正常情况下,汇编代码调用arch/x86/boot/main.c中的main()函数,main()函数会调用detect_memory()函数,其代码如下:
void main(void)
{
/* First, copy the boot header into the "zeropage" */
copy_boot_params();
/* Initialize the early-boot console */
console_init();
if (cmdline_find_option_bool("debug"))
puts("early console in setup code\n");
/* End of heap check */
init_heap();
/* Make sure we have all the proper CPU support */
if (validate_cpu()) {
puts("Unable to boot - please use a kernel appropriate "
"for your CPU.\n");
die();
}
/* Tell the BIOS what CPU mode we intend to run in. */
set_bios_mode();
/* Detect memory layout */
detect_memory();
/* Set keyboard repeat rate (why?) and query the lock flags */
keyboard_init();
/* Query Intel SpeedStep (IST) information */
query_ist();
/* Query APM information */
#if defined(CONFIG_APM) || defined(CONFIG_APM_MODULE)
query_apm_bios();
#endif
/* Query EDD information */
#if defined(CONFIG_EDD) || defined(CONFIG_EDD_MODULE)
query_edd();
#endif
/* Set the video mode */
set_video();
/* Do the last things and invoke protected mode */
go_to_protected_mode();
}
detect_memory()定义在arch/x86/boot/memory.c中:
int detect_memory(void)
{
int err = -1;
if (detect_memory_e820() > 0)
err = 0;
if (!detect_memory_e801())
err = 0;
if (!detect_memory_88())
err = 0;
return err;
}
其逻辑很简单,先试试用e820协议从BIOS获取内存布局,不成功的话试试e801,再试88。一般而言都是e820就可以了,于是就看detect_memory_e820的实现:
static int detect_memory_e820(void)
{
int count = 0;
struct biosregs ireg, oreg;
struct boot_e820_entry *desc = boot_params.e820_table;
static struct boot_e820_entry buf; /* static so it is zeroed */
initregs(&ireg);
ireg.ax = 0xe820;
ireg.cx = sizeof buf;
ireg.edx = SMAP;
ireg.di = (size_t)&buf;
do {
intcall(0x15, &ireg, &oreg);
ireg.ebx = oreg.ebx; /* for next iteration... */
/* BIOSes which terminate the chain with CF = 1 as opposed
to %ebx = 0 don't always report the SMAP signature on
the final, failing, probe. */
if (oreg.eflags & X86_EFLAGS_CF)
break;
/* Some BIOSes stop returning SMAP in the middle of
the search loop. We don't know exactly how the BIOS
screwed up the map at that point, we might have a
partial map, the full map, or complete garbage, so
just return failure. */
if (oreg.eax != SMAP) {
count = 0;
break;
}
*desc++ = buf;
count++;
} while (ireg.ebx && count < ARRAY_SIZE(boot_params.e820_table));
return boot_params.e820_entries = count;
}
逻辑很简单,每次用INT 15向BIOS索要一条entry信息,最后把表放在boot_params.e820_table里。OK,与BIOS打交道的故事到此结束~接着讲kernel怎么处理从BIOS获取的boot_params.e820_table。

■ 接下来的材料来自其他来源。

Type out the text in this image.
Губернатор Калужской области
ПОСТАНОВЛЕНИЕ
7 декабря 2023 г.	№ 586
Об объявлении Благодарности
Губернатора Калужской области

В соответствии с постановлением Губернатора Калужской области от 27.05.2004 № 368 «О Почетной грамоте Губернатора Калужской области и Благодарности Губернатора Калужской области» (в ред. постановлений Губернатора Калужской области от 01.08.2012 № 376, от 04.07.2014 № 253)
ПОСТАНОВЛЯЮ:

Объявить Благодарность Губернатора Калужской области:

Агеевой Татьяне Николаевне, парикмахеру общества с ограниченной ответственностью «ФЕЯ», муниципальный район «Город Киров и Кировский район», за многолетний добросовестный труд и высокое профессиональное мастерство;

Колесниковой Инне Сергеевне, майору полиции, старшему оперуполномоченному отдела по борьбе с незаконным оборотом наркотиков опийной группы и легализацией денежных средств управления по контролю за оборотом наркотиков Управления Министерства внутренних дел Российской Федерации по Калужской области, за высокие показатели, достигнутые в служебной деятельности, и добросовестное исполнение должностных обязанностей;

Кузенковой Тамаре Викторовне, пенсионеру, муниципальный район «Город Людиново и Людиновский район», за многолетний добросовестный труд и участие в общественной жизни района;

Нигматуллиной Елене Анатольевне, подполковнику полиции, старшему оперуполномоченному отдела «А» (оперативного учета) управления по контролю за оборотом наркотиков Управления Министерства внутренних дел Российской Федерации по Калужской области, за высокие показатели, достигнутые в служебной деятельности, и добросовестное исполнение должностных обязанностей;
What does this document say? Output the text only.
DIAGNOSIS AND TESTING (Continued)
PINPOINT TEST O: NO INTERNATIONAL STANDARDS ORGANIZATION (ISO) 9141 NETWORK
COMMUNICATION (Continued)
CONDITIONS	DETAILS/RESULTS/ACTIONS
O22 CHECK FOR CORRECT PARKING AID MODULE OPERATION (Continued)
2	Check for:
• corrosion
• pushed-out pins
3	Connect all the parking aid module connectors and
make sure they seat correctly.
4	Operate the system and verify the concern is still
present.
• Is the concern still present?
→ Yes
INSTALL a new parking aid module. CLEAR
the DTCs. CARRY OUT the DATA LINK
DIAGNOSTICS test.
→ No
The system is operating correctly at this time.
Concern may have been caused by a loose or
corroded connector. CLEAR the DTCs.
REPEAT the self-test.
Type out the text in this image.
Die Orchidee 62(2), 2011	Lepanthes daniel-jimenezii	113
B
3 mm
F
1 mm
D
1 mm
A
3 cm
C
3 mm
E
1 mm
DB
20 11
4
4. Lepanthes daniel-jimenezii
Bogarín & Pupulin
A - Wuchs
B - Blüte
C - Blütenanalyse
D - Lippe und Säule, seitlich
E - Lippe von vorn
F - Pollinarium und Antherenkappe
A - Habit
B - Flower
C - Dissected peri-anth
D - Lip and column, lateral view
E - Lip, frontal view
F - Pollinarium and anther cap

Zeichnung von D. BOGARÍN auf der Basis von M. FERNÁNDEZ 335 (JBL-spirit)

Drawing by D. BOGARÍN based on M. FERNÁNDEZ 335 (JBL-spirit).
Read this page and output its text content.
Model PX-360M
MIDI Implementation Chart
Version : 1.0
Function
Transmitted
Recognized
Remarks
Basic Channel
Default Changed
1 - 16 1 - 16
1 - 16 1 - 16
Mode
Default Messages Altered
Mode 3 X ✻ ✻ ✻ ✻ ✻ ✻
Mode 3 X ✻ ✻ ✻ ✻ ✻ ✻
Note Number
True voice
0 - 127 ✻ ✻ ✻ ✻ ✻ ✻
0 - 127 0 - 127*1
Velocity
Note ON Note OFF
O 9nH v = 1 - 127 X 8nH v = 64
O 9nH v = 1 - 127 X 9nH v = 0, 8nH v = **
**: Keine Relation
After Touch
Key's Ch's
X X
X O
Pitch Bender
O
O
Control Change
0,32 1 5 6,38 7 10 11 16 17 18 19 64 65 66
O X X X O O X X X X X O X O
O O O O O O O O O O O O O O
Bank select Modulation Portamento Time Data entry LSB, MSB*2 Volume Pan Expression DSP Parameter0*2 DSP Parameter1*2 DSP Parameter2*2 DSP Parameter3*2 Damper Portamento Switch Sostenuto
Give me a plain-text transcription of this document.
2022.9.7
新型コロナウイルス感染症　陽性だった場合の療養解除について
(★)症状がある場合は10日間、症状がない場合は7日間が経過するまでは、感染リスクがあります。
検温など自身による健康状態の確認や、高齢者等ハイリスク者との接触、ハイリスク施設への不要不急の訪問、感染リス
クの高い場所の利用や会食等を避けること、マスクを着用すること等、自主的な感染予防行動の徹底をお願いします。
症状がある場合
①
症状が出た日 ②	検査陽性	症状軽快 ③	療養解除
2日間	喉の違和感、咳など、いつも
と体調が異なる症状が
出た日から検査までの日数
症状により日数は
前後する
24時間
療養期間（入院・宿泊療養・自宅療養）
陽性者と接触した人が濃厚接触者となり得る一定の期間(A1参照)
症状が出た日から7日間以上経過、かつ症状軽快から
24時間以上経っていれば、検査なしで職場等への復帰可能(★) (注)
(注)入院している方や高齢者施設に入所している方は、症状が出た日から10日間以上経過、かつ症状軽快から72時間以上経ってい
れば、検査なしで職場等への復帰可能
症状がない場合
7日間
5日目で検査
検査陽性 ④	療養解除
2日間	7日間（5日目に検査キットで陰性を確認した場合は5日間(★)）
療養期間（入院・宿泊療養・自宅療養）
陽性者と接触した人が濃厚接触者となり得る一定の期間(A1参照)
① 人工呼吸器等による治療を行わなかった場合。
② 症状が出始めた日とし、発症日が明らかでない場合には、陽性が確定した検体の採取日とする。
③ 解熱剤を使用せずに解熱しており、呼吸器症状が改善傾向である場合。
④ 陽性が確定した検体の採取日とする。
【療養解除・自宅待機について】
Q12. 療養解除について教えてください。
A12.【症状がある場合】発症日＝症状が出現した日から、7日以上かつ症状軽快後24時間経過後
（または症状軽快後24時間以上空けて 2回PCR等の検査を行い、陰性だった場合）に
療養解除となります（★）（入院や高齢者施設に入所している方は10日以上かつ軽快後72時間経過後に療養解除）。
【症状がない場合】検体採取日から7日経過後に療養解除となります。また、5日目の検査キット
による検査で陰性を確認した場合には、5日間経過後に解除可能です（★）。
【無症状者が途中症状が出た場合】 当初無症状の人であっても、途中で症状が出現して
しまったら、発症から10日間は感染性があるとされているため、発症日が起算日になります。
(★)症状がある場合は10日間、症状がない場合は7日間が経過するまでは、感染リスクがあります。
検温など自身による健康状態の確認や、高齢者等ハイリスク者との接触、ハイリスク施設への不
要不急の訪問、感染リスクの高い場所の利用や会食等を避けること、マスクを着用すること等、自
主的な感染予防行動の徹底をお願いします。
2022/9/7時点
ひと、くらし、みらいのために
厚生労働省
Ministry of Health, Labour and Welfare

=======================阶段二:将boot_params.e820_table转换成kernel需要的e820_table===================
在arch/x86/kernel/x86_init.c中,用函数指针指定了内存初始化的函数:
/*
* The platform setup functions are preset with the default functions
* for standard PC hardware.
*/
struct x86_init_ops x86_init __initdata = {
.resources = {
.probe_roms = probe_roms,
.reserve_resources = reserve_standard_io_resources,
.memory_setup = e820__memory_setup_default,
},
// 代码略
};
接着,在arch/x86/kernel/setup.c中,调用了e820__memory_setup()。该函数定义在arch/x86/kernel/e820.c中:
void __init e820__memory_setup(void)
{
char *who;
/* This is a firmware interface ABI - make sure we don't break it: */
BUILD_BUG_ON(sizeof(struct boot_e820_entry) != 20);
who = x86_init.resources.memory_setup();
memcpy(e820_table_kexec, e820_table, sizeof(*e820_table_kexec));
memcpy(e820_table_firmware, e820_table, sizeof(*e820_table_firmware));
pr_info("e820: BIOS-provided physical RAM map:\n");
e820__print_table(who);
}
这里的x86_init.resources.memory_setup正指向e820__memory_setup_default函数。e820__memory_setup_default()最重要的工作,莫过于把boot_params.e820_table这张表转换成kernel的e820_table表。之后,e820__memory_setup()又把kernel的e820_table复制到了e820_table_kexec和e820_table_firmware两份。最后打印出dmesg中看到的那些消息。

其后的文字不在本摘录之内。